SEÇİM sisteminde yapılan değişiklikler içinde en çok tartışma yaratan başlıklardan biri sandık kurullarının yapısını konu alıyor.
Oylarımızı kullandığımız sandıkların sorumluluğunu üstlenen bu kurulların öneminin altını çizmeye gerek yok. Seçimin düzgün ve adil bir şekilde yapılmasından, bu anlamda seçimin namusundan birinci aşamada sandık kurulları sorumlu.

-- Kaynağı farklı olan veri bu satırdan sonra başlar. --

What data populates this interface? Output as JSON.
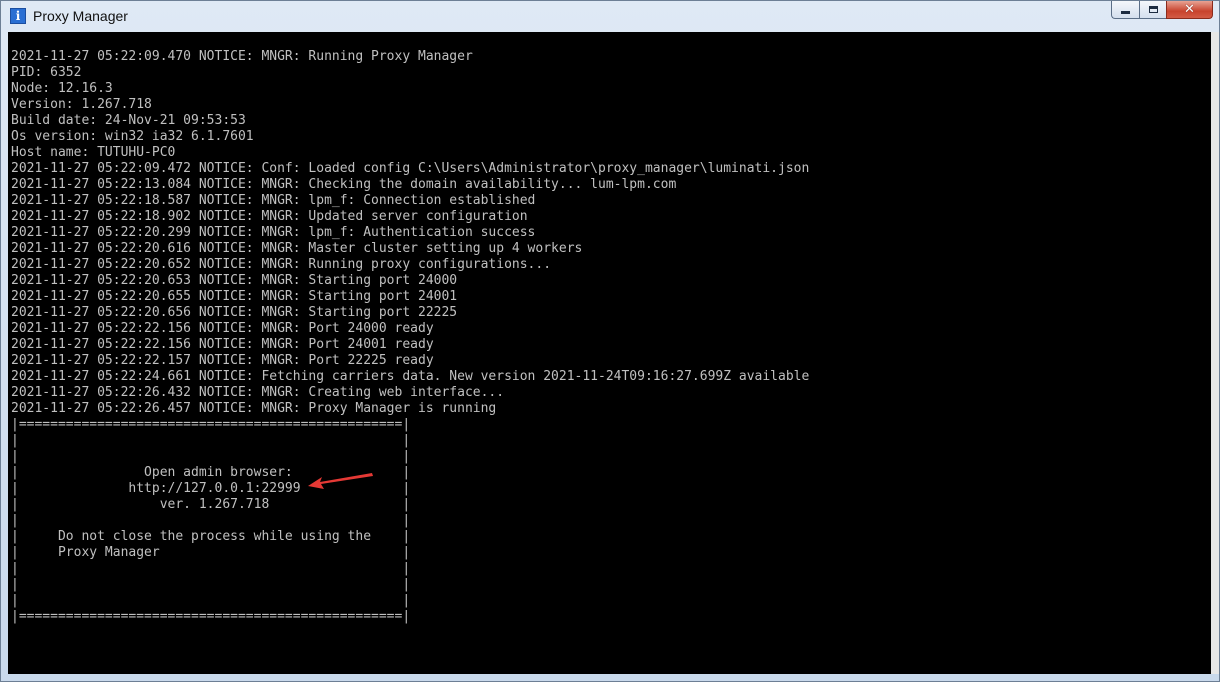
{
  "window": {
    "title": "Proxy Manager",
    "app_icon_glyph": "i",
    "controls": {
      "minimize": "minimize-icon",
      "maximize": "maximize-icon",
      "close": "✕"
    }
  },
  "colors": {
    "console_bg": "#000000",
    "console_text": "#c0c0c0",
    "arrow": "#e53935"
  },
  "console": {
    "lines": [
      "2021-11-27 05:22:09.470 NOTICE: MNGR: Running Proxy Manager",
      "PID: 6352",
      "Node: 12.16.3",
      "Version: 1.267.718",
      "Build date: 24-Nov-21 09:53:53",
      "Os version: win32 ia32 6.1.7601",
      "Host name: TUTUHU-PC0",
      "2021-11-27 05:22:09.472 NOTICE: Conf: Loaded config C:\\Users\\Administrator\\proxy_manager\\luminati.json",
      "2021-11-27 05:22:13.084 NOTICE: MNGR: Checking the domain availability... lum-lpm.com",
      "2021-11-27 05:22:18.587 NOTICE: MNGR: lpm_f: Connection established",
      "2021-11-27 05:22:18.902 NOTICE: MNGR: Updated server configuration",
      "2021-11-27 05:22:20.299 NOTICE: MNGR: lpm_f: Authentication success",
      "2021-11-27 05:22:20.616 NOTICE: MNGR: Master cluster setting up 4 workers",
      "2021-11-27 05:22:20.652 NOTICE: MNGR: Running proxy configurations...",
      "2021-11-27 05:22:20.653 NOTICE: MNGR: Starting port 24000",
      "2021-11-27 05:22:20.655 NOTICE: MNGR: Starting port 24001",
      "2021-11-27 05:22:20.656 NOTICE: MNGR: Starting port 22225",
      "2021-11-27 05:22:22.156 NOTICE: MNGR: Port 24000 ready",
      "2021-11-27 05:22:22.156 NOTICE: MNGR: Port 24001 ready",
      "2021-11-27 05:22:22.157 NOTICE: MNGR: Port 22225 ready",
      "2021-11-27 05:22:24.661 NOTICE: Fetching carriers data. New version 2021-11-24T09:16:27.699Z available",
      "2021-11-27 05:22:26.432 NOTICE: MNGR: Creating web interface...",
      "2021-11-27 05:22:26.457 NOTICE: MNGR: Proxy Manager is running",
      "|=================================================|",
      "|                                                 |",
      "|                                                 |",
      "|                Open admin browser:              |",
      "|              http://127.0.0.1:22999             |",
      "|                  ver. 1.267.718                 |",
      "|                                                 |",
      "|     Do not close the process while using the    |",
      "|     Proxy Manager                               |",
      "|                                                 |",
      "|                                                 |",
      "|                                                 |",
      "|=================================================|"
    ]
  },
  "annotation": {
    "arrow_icon": "red-arrow-icon"
  }
}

TBMM’de kabul edilen AK Parti-MHP ortak yasa teklifi, bu kurulun yapısını majör bir şekilde değiştirdi. Bu değişikliği açıklayabilmek için önce yürürlükten kalkmakta olan sistemi kısaca açıklamamız gerekiyor. Bu çerçevede ilk olarak ‘Sandık Kurulu Başkanı’ seçimiyle ilgili düzenlemeye göz atabiliriz.
*
1961 tarihli ve 298 sayılı ‘Seçimlerin Temel Hükümleri ve Seçmen Kütükleri Hakkında Kanun’un çok temel bir yönü, sandık kurulu başkanlıkları için ağırlıklı olarak siyasi parti temsilcilerinin önünü açmasıydı.
Bu sistemde sandık kurul başkanı, sandığın bağlı olduğu ilçe seçim kurulunda (İSK) kura çekme suretiyle belli oluyordu.
İSK’nın (o ilçedeki en kıdemli hâkim olan) bir başkanı, o ilçede en çok oy almış dört siyasi partiden birer temsilcisi ve başkanın kamu görevlileri arasından belirleyeceği iki üyesi olmak üzere toplam yedi üyesi var. (Yasa değişikliği ilçe seçim kurulunun bu yapısına dokunmuyor.)